# Airetl: starting internet from the middle of the month



## cute.bandar (Sep 21, 2013)

Hey
I have a quick question about airtel broadband. 
I took a broadband connection about a week ago and smartbytes showed: 11 days 15gb left. 
Today it shows 4 days 9.7 gb left. 

So my question is if I were to use these 9.7 gb in the last 4 days, will airtel charge me the full amount 999+taxes ?
Or are they going to charge me the full amount irrespective of whether I finish my quota of 15gb ?

I am on 4mbps/ 15gb FUP   999 plan

Thanks


----------



## krishnandu.sarkar (Sep 21, 2013)

As this is your first month, they will charge in pro-rata basis. Doesn't matter how much FUP you use, or even you use internet or not.

Plan Value / 30 * Days you used internet.

E.g. Your plan value is 999/-
Say your internet is activated on 15th Sep and your billing date is say 5th of each month.

So Prorata value is 999 / 30 = 33.30/day

So you used net : 5th Oct - 15th Sep = 21 Days.

So your bill will be = 21 x 33.30/- = 699.30/- + Tax.

This is the case for first activation month and whenever you will change the plan.

If you change the plan on say 15th. Then they will calculate prorata basis value on old plan for 5th (your last billing date) to 15th (your changed plan activation date) + Prorata basis value on new plan from 16th to 5th of next month.

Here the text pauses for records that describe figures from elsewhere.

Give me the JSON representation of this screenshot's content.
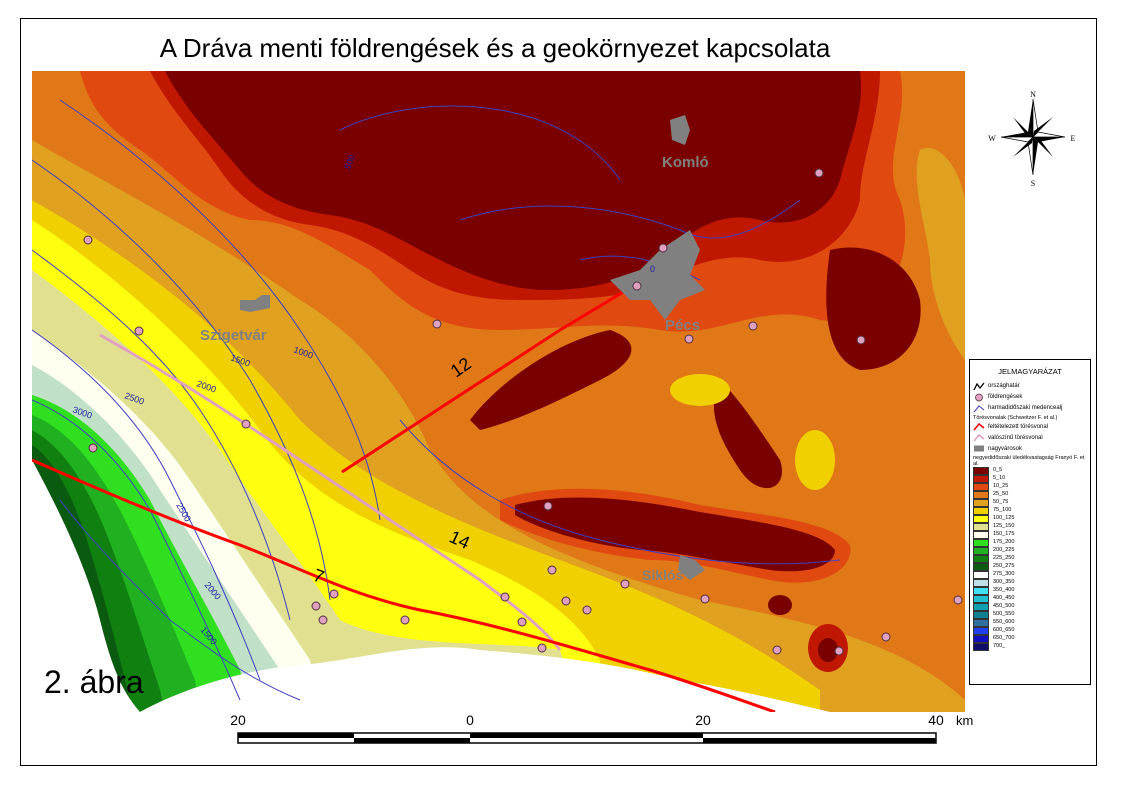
{
  "title": "A Dráva menti földrengések és a geokörnyezet kapcsolata",
  "figure_label": "2. ábra",
  "compass": {
    "n": "N",
    "s": "S",
    "e": "E",
    "w": "W",
    "icon": "compass-rose-icon"
  },
  "towns": {
    "komlo": "Komló",
    "pecs": "Pécs",
    "szigetvar": "Szigetvár",
    "siklos": "Siklós"
  },
  "contour_labels": [
    "1500",
    "1000",
    "2000",
    "2500",
    "3000",
    "2500",
    "2000",
    "1500",
    "500",
    "0"
  ],
  "fault_labels": [
    "12",
    "14",
    "7"
  ],
  "scale": {
    "ticks": [
      "20",
      "0",
      "20",
      "40"
    ],
    "unit": "km"
  },
  "legend": {
    "title": "JELMAGYARÁZAT",
    "symbols": [
      "országhatár",
      "földrengések",
      "harmadidőszaki medencealj",
      "Törésvonalak (Schweitzer F. et al.)",
      "feltételezett törésvonal",
      "valószínű törésvonal",
      "nagyvárosok",
      "negyedidőszaki üledékvastagság Franyó F. et al."
    ],
    "classes": [
      {
        "label": "0_5",
        "color": "#7a0000"
      },
      {
        "label": "5_10",
        "color": "#c01800"
      },
      {
        "label": "10_25",
        "color": "#e04a10"
      },
      {
        "label": "25_50",
        "color": "#e07818"
      },
      {
        "label": "50_75",
        "color": "#e0a020"
      },
      {
        "label": "75_100",
        "color": "#f0d000"
      },
      {
        "label": "100_125",
        "color": "#ffff10"
      },
      {
        "label": "125_150",
        "color": "#e0e090"
      },
      {
        "label": "150_175",
        "color": "#fffff0"
      },
      {
        "label": "175_200",
        "color": "#30e020"
      },
      {
        "label": "200_225",
        "color": "#20b020"
      },
      {
        "label": "225_250",
        "color": "#108010"
      },
      {
        "label": "250_275",
        "color": "#0a5a10"
      },
      {
        "label": "275_300",
        "color": "#ffffff"
      },
      {
        "label": "300_350",
        "color": "#c0e0e8"
      },
      {
        "label": "350_400",
        "color": "#40e0f0"
      },
      {
        "label": "400_450",
        "color": "#20c0d0"
      },
      {
        "label": "450_500",
        "color": "#10a0b0"
      },
      {
        "label": "500_550",
        "color": "#108090"
      },
      {
        "label": "550_600",
        "color": "#3070a0"
      },
      {
        "label": "600_650",
        "color": "#2040f0"
      },
      {
        "label": "650_700",
        "color": "#1010c0"
      },
      {
        "label": "700_",
        "color": "#10106a"
      }
    ]
  },
  "colors": {
    "earthquake": "#e0a0c0",
    "fault_main": "#ff0000",
    "fault_probable": "#e0a0c0",
    "city": "#808080",
    "contour": "#4040c0"
  }
}
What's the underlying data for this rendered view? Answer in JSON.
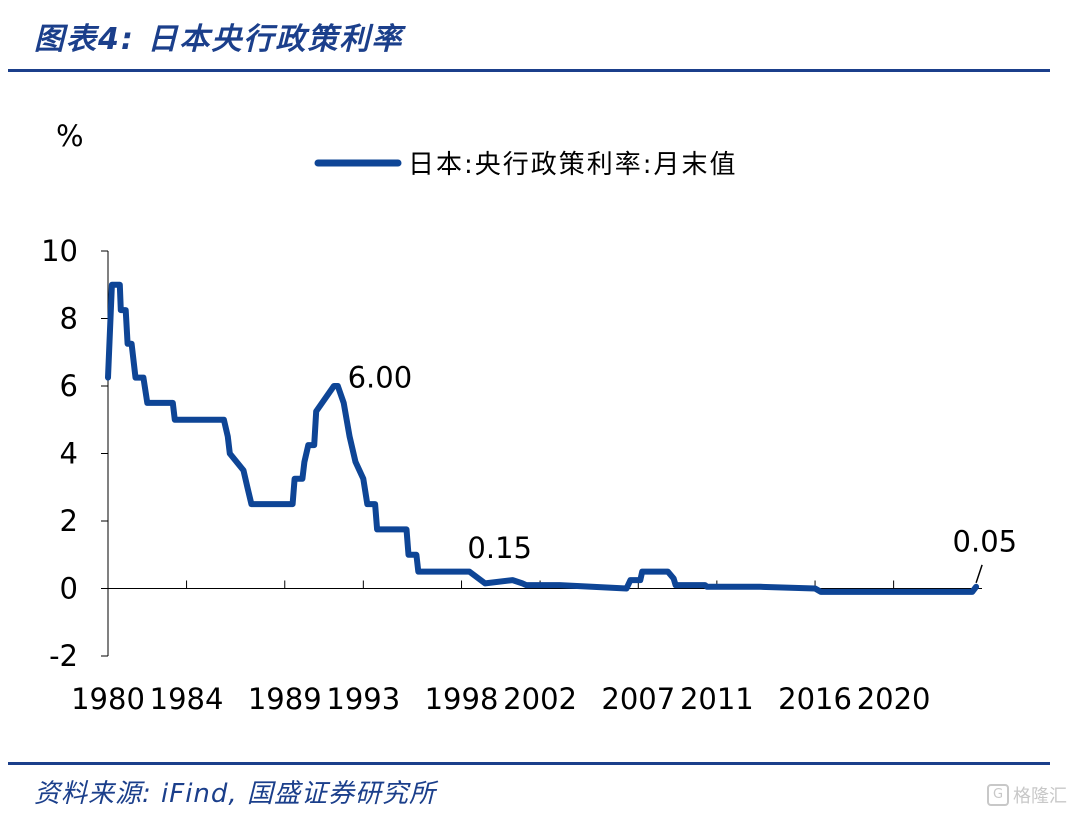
{
  "header": {
    "title": "图表4: 日本央行政策利率"
  },
  "footer": {
    "source": "资料来源: iFind, 国盛证券研究所",
    "watermark": "格隆汇",
    "watermark_logo": "G"
  },
  "colors": {
    "accent": "#1b3f8b",
    "series": "#0e4596"
  },
  "chart_data": {
    "type": "line",
    "ylabel": "%",
    "ylim": [
      -2,
      10
    ],
    "yticks": [
      -2,
      0,
      2,
      4,
      6,
      8,
      10
    ],
    "xlim": [
      1980,
      2024.5
    ],
    "xticks": [
      "1980",
      "1984",
      "1989",
      "1993",
      "1998",
      "2002",
      "2007",
      "2011",
      "2016",
      "2020"
    ],
    "legend": {
      "placement": "top-center"
    },
    "grid": false,
    "series": [
      {
        "name": "日本:央行政策利率:月末值",
        "x": [
          1980.0,
          1980.2,
          1980.6,
          1980.65,
          1980.9,
          1981.0,
          1981.2,
          1981.4,
          1981.8,
          1982.0,
          1983.3,
          1983.4,
          1984.2,
          1985.9,
          1986.1,
          1986.2,
          1986.9,
          1987.1,
          1987.3,
          1989.4,
          1989.5,
          1989.9,
          1990.0,
          1990.2,
          1990.5,
          1990.6,
          1991.5,
          1991.7,
          1992.0,
          1992.3,
          1992.6,
          1993.0,
          1993.2,
          1993.6,
          1993.7,
          1995.2,
          1995.3,
          1995.7,
          1995.8,
          1998.4,
          1999.2,
          2000.6,
          2001.1,
          2001.3,
          2003.0,
          2006.4,
          2006.6,
          2007.1,
          2007.2,
          2008.5,
          2008.8,
          2008.9,
          2010.4,
          2010.5,
          2013.2,
          2016.0,
          2016.3,
          2019.0,
          2024.0,
          2024.2
        ],
        "y": [
          6.25,
          9.0,
          9.0,
          8.25,
          8.25,
          7.25,
          7.25,
          6.25,
          6.25,
          5.5,
          5.5,
          5.0,
          5.0,
          5.0,
          4.5,
          4.0,
          3.5,
          3.0,
          2.5,
          2.5,
          3.25,
          3.25,
          3.75,
          4.25,
          4.25,
          5.25,
          6.0,
          6.0,
          5.5,
          4.5,
          3.75,
          3.25,
          2.5,
          2.5,
          1.75,
          1.75,
          1.0,
          1.0,
          0.5,
          0.5,
          0.15,
          0.25,
          0.15,
          0.1,
          0.1,
          0.0,
          0.25,
          0.25,
          0.5,
          0.5,
          0.3,
          0.1,
          0.1,
          0.05,
          0.05,
          0.0,
          -0.1,
          -0.1,
          -0.1,
          0.05
        ]
      }
    ],
    "annotations": [
      {
        "text": "6.00",
        "x": 1992.2,
        "y": 5.95
      },
      {
        "text": "0.15",
        "x": 1998.3,
        "y": 0.9
      },
      {
        "text": "0.05",
        "x": 2023.0,
        "y": 1.1
      }
    ]
  }
}
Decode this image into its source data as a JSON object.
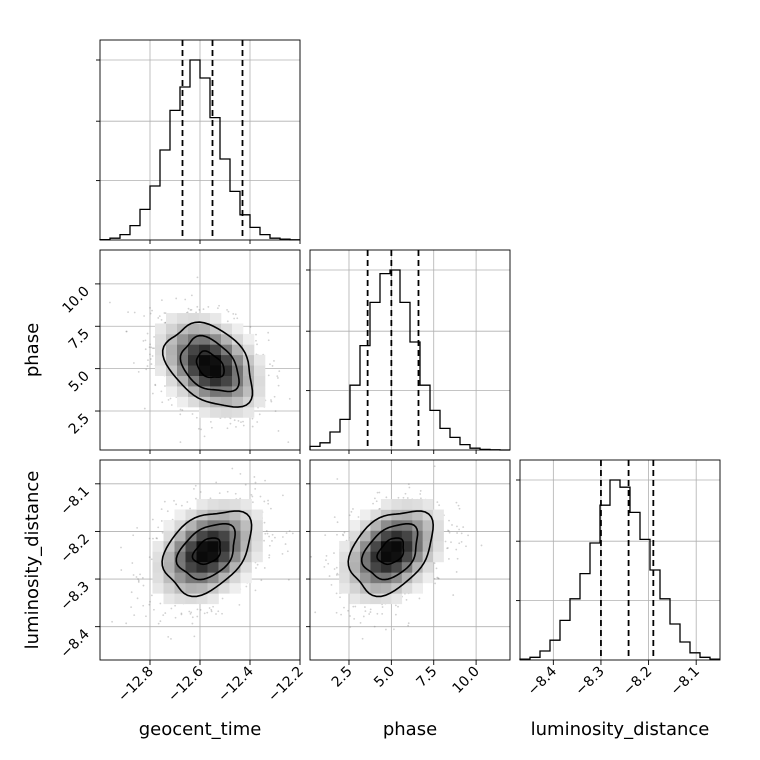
{
  "chart_data": {
    "type": "corner",
    "parameters": [
      "geocent_time",
      "phase",
      "luminosity_distance"
    ],
    "axis_labels": {
      "x": [
        "geocent_time",
        "phase",
        "luminosity_distance"
      ],
      "y": [
        "phase",
        "luminosity_distance"
      ]
    },
    "ranges": {
      "geocent_time": [
        -13.0,
        -12.2
      ],
      "phase": [
        0.2,
        12.0
      ],
      "luminosity_distance": [
        -8.47,
        -8.05
      ]
    },
    "ticks": {
      "geocent_time": {
        "values": [
          -12.8,
          -12.6,
          -12.4,
          -12.2
        ],
        "labels": [
          "−12.8",
          "−12.6",
          "−12.4",
          "−12.2"
        ]
      },
      "phase": {
        "values": [
          2.5,
          5.0,
          7.5,
          10.0
        ],
        "labels": [
          "2.5",
          "5.0",
          "7.5",
          "10.0"
        ]
      },
      "luminosity_distance": {
        "values": [
          -8.4,
          -8.3,
          -8.2,
          -8.1
        ],
        "labels": [
          "−8.4",
          "−8.3",
          "−8.2",
          "−8.1"
        ]
      }
    },
    "grid": true,
    "histograms": {
      "geocent_time": {
        "bin_start": -13.0,
        "bin_width": 0.04,
        "counts": [
          0.2,
          1,
          3,
          8,
          17,
          30,
          50,
          72,
          85,
          100,
          90,
          68,
          45,
          27,
          14,
          7,
          3,
          1,
          0.5,
          0.1
        ],
        "quantiles": [
          -12.67,
          -12.55,
          -12.43
        ]
      },
      "phase": {
        "bin_start": 0.2,
        "bin_width": 0.59,
        "counts": [
          2,
          4,
          10,
          17,
          36,
          58,
          82,
          98,
          100,
          82,
          60,
          36,
          22,
          12,
          7,
          3,
          1,
          0.3,
          0.1,
          0
        ],
        "quantiles": [
          3.6,
          5.0,
          6.6
        ]
      },
      "luminosity_distance": {
        "bin_start": -8.47,
        "bin_width": 0.021,
        "counts": [
          0.5,
          1.5,
          5,
          11,
          22,
          34,
          48,
          65,
          86,
          100,
          96,
          82,
          67,
          50,
          34,
          20,
          10,
          4,
          1.5,
          0.5
        ],
        "quantiles": [
          -8.3,
          -8.242,
          -8.19
        ]
      }
    },
    "pairs": [
      {
        "x": "geocent_time",
        "y": "phase",
        "center": [
          -12.56,
          5.2
        ],
        "sigma": [
          0.1,
          1.4
        ],
        "rho": -0.35
      },
      {
        "x": "geocent_time",
        "y": "luminosity_distance",
        "center": [
          -12.57,
          -8.242
        ],
        "sigma": [
          0.1,
          0.05
        ],
        "rho": 0.35
      },
      {
        "x": "phase",
        "y": "luminosity_distance",
        "center": [
          5.0,
          -8.242
        ],
        "sigma": [
          1.4,
          0.05
        ],
        "rho": 0.35
      }
    ]
  }
}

Hope it clears your confusion.


----------



## cute.bandar (Sep 21, 2013)

YES! This means I have to download a lot in the next 4 days 

Thanks for clearing up this sarkar.


----------



## CommanderShawnzer (Sep 21, 2013)

cute.bandar said:


> Hey
> I have a quick question about airtel broadband.
> I took a broadband connection about a week ago and smartbytes showed: 11 days 15gb left.
> Today it shows 4 days 9.7 gb left.
> ...




*www.mes-coloriages-preferes.net/Images/Large/Personnages-celebres-Troll-face-Cereal-Guy-139440.png


----------



## kg11sgbg (Sep 21, 2013)

cute.bandar said:


> Hey
> I have a quick question about airtel broadband.
> I took a broadband connection about a week ago and smartbytes showed: 11 days 15gb left.
> Today it shows 4 days 9.7 gb left.
> ...



Please correct it mate...


----------



## krishnandu.sarkar (Sep 21, 2013)

cute.bandar said:


> YES! This means I have to download a lot in the next 4 days
> 
> Thanks for clearing up this sarkar.



No issues enjoy 

I enjoyed the same when I took Airtel Broadband, again when I took Airtel 4G and agin when I changed my Airtel Broadband Plan 

I went from 2Mbps 30GB to 2Mbps 80GB..!! So actually I got 30 + 80 = 110 GB that month for the price of one


----------



## theserpent (Sep 21, 2013)

cute.bandar said:


> Hey
> I have a quick question about airtel broadband.
> I took a broadband connection about a week ago and smartbytes showed: 11 days 15gb left.
> Today it shows 4 days 9.7 gb left.
> ...



Dont worry you can download everything in seconds


----------



## Vyom (Sep 22, 2013)

Looks like I need a change of plan from my MTNL. ._.
I have to upgrade from 512kbps and a shitty customer care service! Sigh.


----------